Let $f:\Bbb R\to\Bbb R$ such that $f(x)=\inf\{|x-a|:a\in A\}$ (where, $A\subset \Bbb R$). Show that $f$ is continuous on $\Bbb R.$

Question

Show that for any closed subset $A\subset \Bbb R,$ there exists a continons function $f$ on $\Bbb R$ which vanishes exactly on $A.$

I thought taking the function $f:\Bbb R\to\Bbb R$ such that $f(x)=\inf\{|x-a|:a\in A\}$ (where, $A\subset \Bbb R,$) would do the job.

This is because, the for any $a_0\in A$ we have, $f(a_0)=0$ (, which follows from the definition of $f$ ). But I am having a hard time showing that $f$ defined like this, is continuous on $\Bbb R.$ The problem precisely arises because I don't have an idea on how to use, the $\epsilon-\delta$ definition of continuity to show this.

In order to show that, $f$ is continuous at $c\in \Bbb R$ it will, suffice, to show that $\lim_{x\to c}f(x)=f(c).$ This, means, we need to show that $\forall \epsilon\gt 0,$ $\exists \delta \gt 0$ such that if $|x-c|\lt\delta$ then $|f(x)-f(c)|\lt \epsilon.$

Now, I tried to work with the expression $|f(x)-f(c)|.$ I noted that $,\forall a_1,a_2\in A$ we have, $||x-a_1|-|c-a_2||\leq |(x-a_1)-(c-a_2|=|(x-c)+(a_2-a_1)|\leq |x-c|+|a_2-a_1|.$

If I could show, that, $||x-a_1|-|c-a_2||\leq |x-c|$ then, I could claim that, $|f(x)-f(c)|\leq |x-c|.$ Finally, if, $|x-c|\lt\epsilon$ then, $|f(x)-f(c)|\leq |x-c|\lt\epsilon,$ and we are done.

• But the question is, can I ever claim, $||x-a_1|-|c-a_2||\leq |x-c|.$

• Also, if possible, say we are able to establish the above claim then, can we say directly, that, $|f(x)-f(c)|\leq |x-c|$ ? The confusion is because of the definition of $f,$ i.e $f(x)=\inf\{|x-a|:a\in A\},$ i.e because of the infimum thing.
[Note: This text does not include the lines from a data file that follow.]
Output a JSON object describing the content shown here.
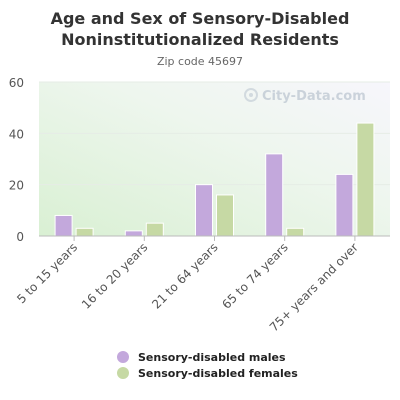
{
  "chart_data": {
    "type": "bar",
    "title": "Age and Sex of Sensory-Disabled Noninstitutionalized Residents",
    "subtitle": "Zip code 45697",
    "categories": [
      "5 to 15 years",
      "16 to 20 years",
      "21 to 64 years",
      "65 to 74 years",
      "75+ years and over"
    ],
    "series": [
      {
        "name": "Sensory-disabled males",
        "values": [
          8,
          2,
          20,
          32,
          24
        ],
        "color": "#c3a8dc"
      },
      {
        "name": "Sensory-disabled females",
        "values": [
          3,
          5,
          16,
          3,
          44
        ],
        "color": "#c6d9a4"
      }
    ],
    "ylim": [
      0,
      60
    ],
    "yticks": [
      0,
      20,
      40,
      60
    ],
    "xlabel": "",
    "ylabel": "",
    "grid": true,
    "legend_position": "bottom"
  },
  "watermark": "City-Data.com"
}
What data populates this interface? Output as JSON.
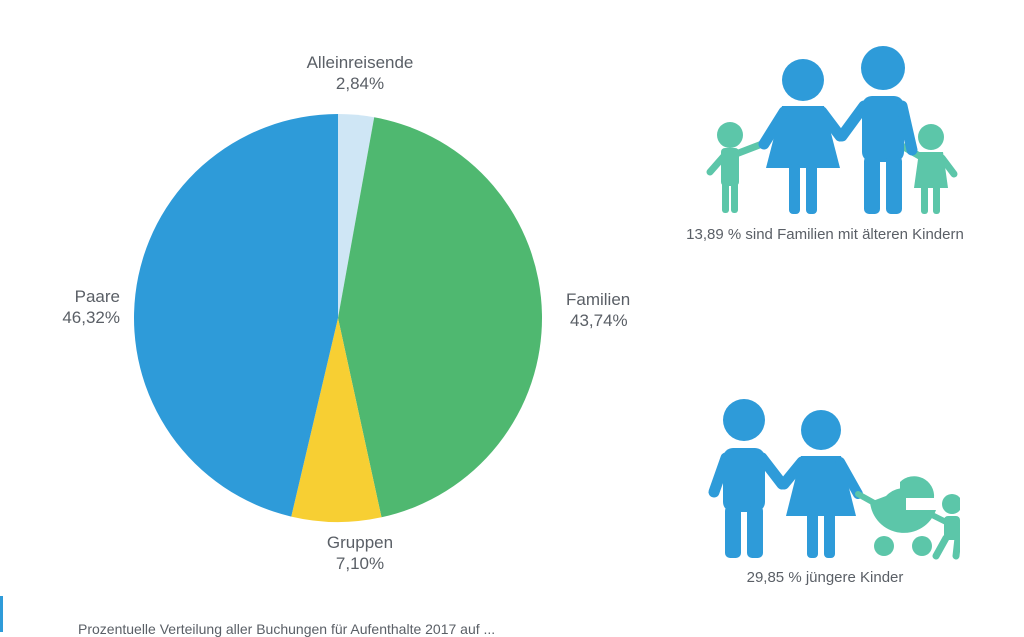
{
  "chart_data": {
    "type": "pie",
    "title": "",
    "start_angle_deg": 0,
    "direction": "clockwise",
    "slices": [
      {
        "label": "Alleinreisende",
        "value": 2.84,
        "value_text": "2,84%",
        "color": "#cfe6f5"
      },
      {
        "label": "Familien",
        "value": 43.74,
        "value_text": "43,74%",
        "color": "#4fb870"
      },
      {
        "label": "Gruppen",
        "value": 7.1,
        "value_text": "7,10%",
        "color": "#f7cf33"
      },
      {
        "label": "Paare",
        "value": 46.32,
        "value_text": "46,32%",
        "color": "#2e9bd9"
      }
    ]
  },
  "info": {
    "older_kids": "13,89 % sind Familien mit älteren Kindern",
    "younger_kids": "29,85 % jüngere Kinder"
  },
  "colors": {
    "adult": "#2e9bd9",
    "child": "#5cc6a9"
  },
  "footnote": "Prozentuelle Verteilung aller Buchungen für Aufenthalte 2017 auf ..."
}
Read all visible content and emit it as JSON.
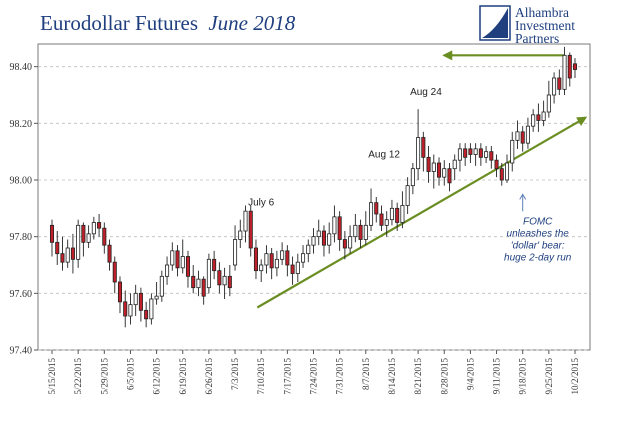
{
  "chart_data": {
    "type": "candlestick",
    "title": "Eurodollar Futures",
    "title_italic": "June 2018",
    "logo": {
      "line1": "Alhambra",
      "line2": "Investment",
      "line3": "Partners"
    },
    "ylim": [
      97.4,
      98.48
    ],
    "y_ticks": [
      "97.40",
      "97.60",
      "97.80",
      "98.00",
      "98.20",
      "98.40"
    ],
    "grid": true,
    "up_color": "#ffffff",
    "down_color": "#c0202a",
    "trend_color": "#6b8e23",
    "x_ticks": [
      "5/15/2015",
      "5/22/2015",
      "5/29/2015",
      "6/5/2015",
      "6/12/2015",
      "6/19/2015",
      "6/26/2015",
      "7/3/2015",
      "7/10/2015",
      "7/17/2015",
      "7/24/2015",
      "7/31/2015",
      "8/7/2015",
      "8/14/2015",
      "8/21/2015",
      "8/28/2015",
      "9/4/2015",
      "9/11/2015",
      "9/18/2015",
      "9/25/2015",
      "10/2/2015"
    ],
    "candles": [
      [
        97.84,
        97.78,
        97.86,
        97.73
      ],
      [
        97.78,
        97.74,
        97.82,
        97.7
      ],
      [
        97.74,
        97.71,
        97.8,
        97.68
      ],
      [
        97.71,
        97.76,
        97.79,
        97.69
      ],
      [
        97.76,
        97.72,
        97.81,
        97.67
      ],
      [
        97.72,
        97.84,
        97.86,
        97.69
      ],
      [
        97.84,
        97.78,
        97.85,
        97.73
      ],
      [
        97.78,
        97.81,
        97.84,
        97.76
      ],
      [
        97.81,
        97.85,
        97.87,
        97.79
      ],
      [
        97.85,
        97.83,
        97.88,
        97.8
      ],
      [
        97.83,
        97.77,
        97.85,
        97.74
      ],
      [
        97.77,
        97.71,
        97.79,
        97.68
      ],
      [
        97.71,
        97.64,
        97.73,
        97.6
      ],
      [
        97.64,
        97.57,
        97.66,
        97.53
      ],
      [
        97.57,
        97.52,
        97.61,
        97.48
      ],
      [
        97.52,
        97.56,
        97.6,
        97.49
      ],
      [
        97.56,
        97.6,
        97.63,
        97.52
      ],
      [
        97.6,
        97.54,
        97.62,
        97.5
      ],
      [
        97.54,
        97.51,
        97.57,
        97.48
      ],
      [
        97.51,
        97.58,
        97.6,
        97.49
      ],
      [
        97.58,
        97.59,
        97.64,
        97.56
      ],
      [
        97.59,
        97.66,
        97.68,
        97.57
      ],
      [
        97.66,
        97.7,
        97.73,
        97.63
      ],
      [
        97.7,
        97.75,
        97.78,
        97.68
      ],
      [
        97.75,
        97.69,
        97.77,
        97.66
      ],
      [
        97.69,
        97.73,
        97.79,
        97.67
      ],
      [
        97.73,
        97.66,
        97.75,
        97.62
      ],
      [
        97.66,
        97.62,
        97.7,
        97.6
      ],
      [
        97.62,
        97.65,
        97.68,
        97.59
      ],
      [
        97.65,
        97.59,
        97.66,
        97.56
      ],
      [
        97.62,
        97.72,
        97.74,
        97.6
      ],
      [
        97.72,
        97.68,
        97.75,
        97.65
      ],
      [
        97.68,
        97.63,
        97.71,
        97.6
      ],
      [
        97.63,
        97.66,
        97.69,
        97.58
      ],
      [
        97.66,
        97.62,
        97.7,
        97.59
      ],
      [
        97.7,
        97.79,
        97.84,
        97.68
      ],
      [
        97.79,
        97.82,
        97.86,
        97.76
      ],
      [
        97.82,
        97.89,
        97.91,
        97.78
      ],
      [
        97.89,
        97.76,
        97.91,
        97.73
      ],
      [
        97.76,
        97.68,
        97.79,
        97.65
      ],
      [
        97.68,
        97.7,
        97.72,
        97.64
      ],
      [
        97.7,
        97.74,
        97.77,
        97.67
      ],
      [
        97.74,
        97.69,
        97.76,
        97.65
      ],
      [
        97.69,
        97.72,
        97.75,
        97.66
      ],
      [
        97.72,
        97.75,
        97.78,
        97.7
      ],
      [
        97.75,
        97.7,
        97.77,
        97.66
      ],
      [
        97.7,
        97.67,
        97.73,
        97.63
      ],
      [
        97.67,
        97.71,
        97.74,
        97.64
      ],
      [
        97.71,
        97.74,
        97.77,
        97.69
      ],
      [
        97.74,
        97.77,
        97.79,
        97.71
      ],
      [
        97.77,
        97.8,
        97.83,
        97.74
      ],
      [
        97.8,
        97.82,
        97.86,
        97.77
      ],
      [
        97.82,
        97.77,
        97.84,
        97.73
      ],
      [
        97.77,
        97.81,
        97.85,
        97.74
      ],
      [
        97.81,
        97.87,
        97.91,
        97.78
      ],
      [
        97.87,
        97.79,
        97.89,
        97.75
      ],
      [
        97.79,
        97.76,
        97.82,
        97.72
      ],
      [
        97.76,
        97.8,
        97.84,
        97.74
      ],
      [
        97.8,
        97.84,
        97.88,
        97.78
      ],
      [
        97.84,
        97.79,
        97.86,
        97.76
      ],
      [
        97.79,
        97.84,
        97.89,
        97.77
      ],
      [
        97.84,
        97.92,
        97.97,
        97.82
      ],
      [
        97.92,
        97.88,
        97.94,
        97.85
      ],
      [
        97.88,
        97.84,
        97.91,
        97.82
      ],
      [
        97.84,
        97.86,
        97.89,
        97.8
      ],
      [
        97.86,
        97.9,
        97.93,
        97.84
      ],
      [
        97.9,
        97.85,
        97.92,
        97.82
      ],
      [
        97.85,
        97.91,
        97.96,
        97.83
      ],
      [
        97.91,
        97.98,
        98.01,
        97.88
      ],
      [
        97.98,
        98.04,
        98.06,
        97.95
      ],
      [
        98.04,
        98.15,
        98.25,
        98.0
      ],
      [
        98.15,
        98.08,
        98.17,
        98.03
      ],
      [
        98.08,
        98.03,
        98.12,
        97.99
      ],
      [
        98.03,
        98.06,
        98.09,
        97.97
      ],
      [
        98.06,
        98.01,
        98.08,
        97.98
      ],
      [
        98.01,
        98.04,
        98.07,
        97.98
      ],
      [
        98.04,
        97.99,
        98.06,
        97.96
      ],
      [
        98.04,
        98.07,
        98.09,
        98.0
      ],
      [
        98.07,
        98.11,
        98.13,
        98.03
      ],
      [
        98.11,
        98.08,
        98.13,
        98.05
      ],
      [
        98.11,
        98.09,
        98.13,
        98.06
      ],
      [
        98.09,
        98.11,
        98.13,
        98.05
      ],
      [
        98.11,
        98.08,
        98.13,
        98.05
      ],
      [
        98.08,
        98.1,
        98.12,
        98.06
      ],
      [
        98.1,
        98.07,
        98.12,
        98.04
      ],
      [
        98.07,
        98.04,
        98.09,
        98.01
      ],
      [
        98.04,
        98.0,
        98.06,
        97.98
      ],
      [
        98.0,
        98.06,
        98.09,
        97.99
      ],
      [
        98.06,
        98.14,
        98.17,
        98.03
      ],
      [
        98.14,
        98.17,
        98.21,
        98.11
      ],
      [
        98.17,
        98.13,
        98.19,
        98.1
      ],
      [
        98.13,
        98.19,
        98.22,
        98.11
      ],
      [
        98.19,
        98.23,
        98.25,
        98.17
      ],
      [
        98.23,
        98.21,
        98.27,
        98.17
      ],
      [
        98.21,
        98.24,
        98.28,
        98.19
      ],
      [
        98.24,
        98.3,
        98.35,
        98.22
      ],
      [
        98.3,
        98.36,
        98.38,
        98.27
      ],
      [
        98.36,
        98.32,
        98.39,
        98.3
      ],
      [
        98.32,
        98.44,
        98.47,
        98.3
      ],
      [
        98.44,
        98.36,
        98.45,
        98.33
      ],
      [
        98.41,
        98.39,
        98.43,
        98.36
      ]
    ],
    "annotations": [
      {
        "text": "July 6",
        "x": 8.0,
        "y": 97.91
      },
      {
        "text": "Aug 12",
        "x": 12.7,
        "y": 98.08
      },
      {
        "text": "Aug 24",
        "x": 14.3,
        "y": 98.3
      }
    ],
    "fomc_note": [
      "FOMC",
      "unleashes the",
      "'dollar' bear:",
      "huge 2-day run"
    ],
    "fomc_pos": {
      "x": 18.0,
      "y": 97.96
    },
    "trend_lines": [
      {
        "from": [
          7.85,
          97.55
        ],
        "to": [
          20.4,
          98.22
        ],
        "arrow": "end"
      },
      {
        "from": [
          19.6,
          98.44
        ],
        "to": [
          15.0,
          98.44
        ],
        "arrow": "end"
      }
    ]
  }
}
If I could write, $\min$ in place of $\inf$ I think things would have been simpler, but then again, I don't know whether we can.

Any help regarding this, will be highly appreciated.

Answer 1

you are very close, this function is actually known as the distance of $x$ to the set $A$. A much stronger result hold (which you have predicted) in fact this function is Lipschitz. First note that:

$$f(x) \leq |x-a| \leq |x-y| + |y-a| $$

holds for all $a \in A$, hence taking infimums over $a \in A$ on both sides yields $f(x) - f(y) \leq |x-y| $ , by symmetry it follows that $f(y) - f(x) \leq |x-y| $, hence $|f(x) -f(y)| \leq |x-y|$.

Answer 2

Fix $A$, and consider any Cauchy sequence $\{x_i\}_{i\geq 1} \subseteq \mathbb{R}$. For each $i$ we also choose $z_i\in\overline{A}$ such that $|x_i - z_i| = f(x_i)$ (such a choice is not necessarily unique, but exists by definition of $f$).

Given $\epsilon > 0$, let $N$ be large enough so that $|x_i - x_j|< \epsilon$ whenever $i,j\geq N$. By the triangle inequality,

$$\begin{align*} f(x_i) &=|x_i - z_i|\\ &\leq |x_i - z_j|\\ &\leq |x_i - x_j|+|x_j - z_j| \\ &< \epsilon + f(x_j) \end{align*}$$

Likewise $f(x_j) < \epsilon + f(x_i)$ by symmetry, so combining these two facts, we get $$|f(x_i) - f(x_j)| < \epsilon$$

Hence $\{f(x_i)\}_{i\geq 1}$ is Cauchy as well, so $f$ is continuous.